In the Final Rule, CMS cites a number of reasons for clarifying and revising the regulations, including the fact that some of the central regulatory provisions are over 30 years old. CMS also points out that it has an interest in reducing the backlog of cases (and forestalling substantial additions to it) by regulatory changes creating a more effective and efficient appeals process.

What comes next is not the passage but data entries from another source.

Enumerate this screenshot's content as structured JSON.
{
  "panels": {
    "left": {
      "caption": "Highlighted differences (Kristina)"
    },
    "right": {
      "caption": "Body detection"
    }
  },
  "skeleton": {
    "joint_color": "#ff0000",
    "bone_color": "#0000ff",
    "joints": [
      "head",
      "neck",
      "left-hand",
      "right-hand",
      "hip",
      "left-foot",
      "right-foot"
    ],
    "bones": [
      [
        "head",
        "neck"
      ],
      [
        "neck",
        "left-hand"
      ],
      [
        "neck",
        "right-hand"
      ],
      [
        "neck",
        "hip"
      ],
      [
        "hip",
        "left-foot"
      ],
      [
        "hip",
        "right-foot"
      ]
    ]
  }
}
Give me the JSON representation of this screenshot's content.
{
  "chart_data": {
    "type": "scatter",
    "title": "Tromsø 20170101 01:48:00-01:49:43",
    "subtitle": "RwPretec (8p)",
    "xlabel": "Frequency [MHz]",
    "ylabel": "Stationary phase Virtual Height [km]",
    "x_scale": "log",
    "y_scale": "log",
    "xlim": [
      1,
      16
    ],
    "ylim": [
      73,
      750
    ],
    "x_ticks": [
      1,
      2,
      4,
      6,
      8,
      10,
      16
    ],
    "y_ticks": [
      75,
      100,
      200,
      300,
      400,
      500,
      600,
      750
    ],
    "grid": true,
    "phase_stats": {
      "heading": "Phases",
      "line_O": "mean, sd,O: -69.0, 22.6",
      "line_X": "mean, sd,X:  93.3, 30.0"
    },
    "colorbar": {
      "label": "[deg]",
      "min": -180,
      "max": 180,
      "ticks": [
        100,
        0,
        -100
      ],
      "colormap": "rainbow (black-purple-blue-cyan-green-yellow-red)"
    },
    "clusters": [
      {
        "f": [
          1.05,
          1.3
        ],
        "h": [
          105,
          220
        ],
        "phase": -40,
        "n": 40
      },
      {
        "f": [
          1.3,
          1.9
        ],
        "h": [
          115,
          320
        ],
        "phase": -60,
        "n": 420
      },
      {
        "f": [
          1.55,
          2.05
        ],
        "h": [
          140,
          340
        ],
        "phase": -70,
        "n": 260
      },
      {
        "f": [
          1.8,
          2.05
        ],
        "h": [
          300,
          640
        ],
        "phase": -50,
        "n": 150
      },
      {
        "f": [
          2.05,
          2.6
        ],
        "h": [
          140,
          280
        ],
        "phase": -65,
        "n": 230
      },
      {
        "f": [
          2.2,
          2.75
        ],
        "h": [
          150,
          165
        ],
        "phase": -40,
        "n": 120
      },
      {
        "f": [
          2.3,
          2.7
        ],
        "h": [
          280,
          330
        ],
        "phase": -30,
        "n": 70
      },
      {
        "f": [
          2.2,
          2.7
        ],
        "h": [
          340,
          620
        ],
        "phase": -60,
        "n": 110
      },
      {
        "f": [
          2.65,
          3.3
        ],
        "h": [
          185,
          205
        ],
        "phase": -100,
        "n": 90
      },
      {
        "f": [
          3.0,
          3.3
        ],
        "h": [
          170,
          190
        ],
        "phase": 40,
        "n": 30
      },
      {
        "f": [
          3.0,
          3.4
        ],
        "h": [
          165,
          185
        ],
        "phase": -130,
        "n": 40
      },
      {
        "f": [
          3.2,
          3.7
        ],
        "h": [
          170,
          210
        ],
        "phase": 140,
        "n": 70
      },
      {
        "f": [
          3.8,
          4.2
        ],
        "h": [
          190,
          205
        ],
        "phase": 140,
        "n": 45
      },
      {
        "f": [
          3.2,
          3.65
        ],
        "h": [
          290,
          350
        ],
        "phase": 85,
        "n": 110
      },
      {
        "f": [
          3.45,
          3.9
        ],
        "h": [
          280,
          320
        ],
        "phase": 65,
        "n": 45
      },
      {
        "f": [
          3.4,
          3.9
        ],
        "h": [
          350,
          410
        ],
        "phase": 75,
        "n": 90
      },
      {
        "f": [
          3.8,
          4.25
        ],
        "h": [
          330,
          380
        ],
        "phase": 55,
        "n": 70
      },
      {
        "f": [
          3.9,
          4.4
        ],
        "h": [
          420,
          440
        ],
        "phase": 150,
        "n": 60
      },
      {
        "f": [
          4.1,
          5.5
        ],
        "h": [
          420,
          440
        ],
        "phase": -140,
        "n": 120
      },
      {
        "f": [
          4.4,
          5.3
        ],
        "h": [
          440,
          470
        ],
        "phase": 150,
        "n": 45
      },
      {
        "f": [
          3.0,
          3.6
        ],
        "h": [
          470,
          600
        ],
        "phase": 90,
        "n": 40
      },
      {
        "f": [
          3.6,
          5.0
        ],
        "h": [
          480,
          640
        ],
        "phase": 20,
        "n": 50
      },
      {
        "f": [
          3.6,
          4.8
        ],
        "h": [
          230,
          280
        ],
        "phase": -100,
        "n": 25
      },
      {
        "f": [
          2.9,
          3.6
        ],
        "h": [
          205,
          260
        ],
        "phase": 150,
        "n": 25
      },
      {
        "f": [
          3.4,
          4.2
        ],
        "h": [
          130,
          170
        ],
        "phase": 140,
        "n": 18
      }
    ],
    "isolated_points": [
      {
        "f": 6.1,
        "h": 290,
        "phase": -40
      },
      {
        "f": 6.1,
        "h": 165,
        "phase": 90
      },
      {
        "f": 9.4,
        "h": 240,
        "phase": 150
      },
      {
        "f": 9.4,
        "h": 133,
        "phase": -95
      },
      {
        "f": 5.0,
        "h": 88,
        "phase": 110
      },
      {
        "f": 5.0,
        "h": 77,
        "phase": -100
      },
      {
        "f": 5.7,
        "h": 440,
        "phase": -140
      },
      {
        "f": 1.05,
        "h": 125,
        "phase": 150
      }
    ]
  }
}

The Final Rule also contains a number of clarifications and revisions. For instance, the Final Rule provides that, in order for a provider to preserve its appeal rights, the provider must either claim an item on its cost report where it is seeking reimbursement that it believes to be in accordance with Medicare policy, or self-disallow the item (by following applicable procedures for filing a cost report under protest) where it is seeking reimbursement that it believes may not be allowable or in accordance with Medicare policy. According to the Final Rule, this self-disallowance element will apply to cost reporting periods that end on or after December 31, 2008.
In addition, the Final Rule contains provisions that limit the time frame in which a provider may add an issue to an appeal. In fact, the Final Rule generally requires that an issue be added to an appeal within the 60 day period following the expiration of the 180 day period for filing a hearing request. Although this rule is applicable to appeals pending before the PRRB on the effective date of the Final Rule, CMS will apparently apply a special rule. Under the special rule, a provider, that wishes to add an issue to a pending appeal, will have to do so by the expiration of the later of the following periods: (i) 60 days after the expiration of the applicable 180 day period for PRRB hearing requests; or (ii) 60 days after the effective date of the Final Rule.
The Final Rule also contains other clarifications and revisions in areas such as:
- Calculating time periods and deadlines
- Provider hearing rights
- Requests for a good cause extension for requesting a hearing
- Group appeals
- Amount in controversy
- PRRB jurisdiction
- Expediting judicial review
- Parties to the proceeding
- Quorum requirements
- Discovery and subpoenas
- Record of administrative proceedings
- Actions in response to the failure to follow PRRB rules
- Scope of PRRB's authority in hearing decisions
- Administrator review
- Judicial review
- Reopening procedures
Finally, in the preamble to the Final Rule, CMS indicates that, to the extent there is a conflict between the provisions of the Final Rule and the PRRB's current instructions, the former will control. CMS also anticipates that the PRRB will make revisions to the PRRB's current instructions as a result of the Final Rule.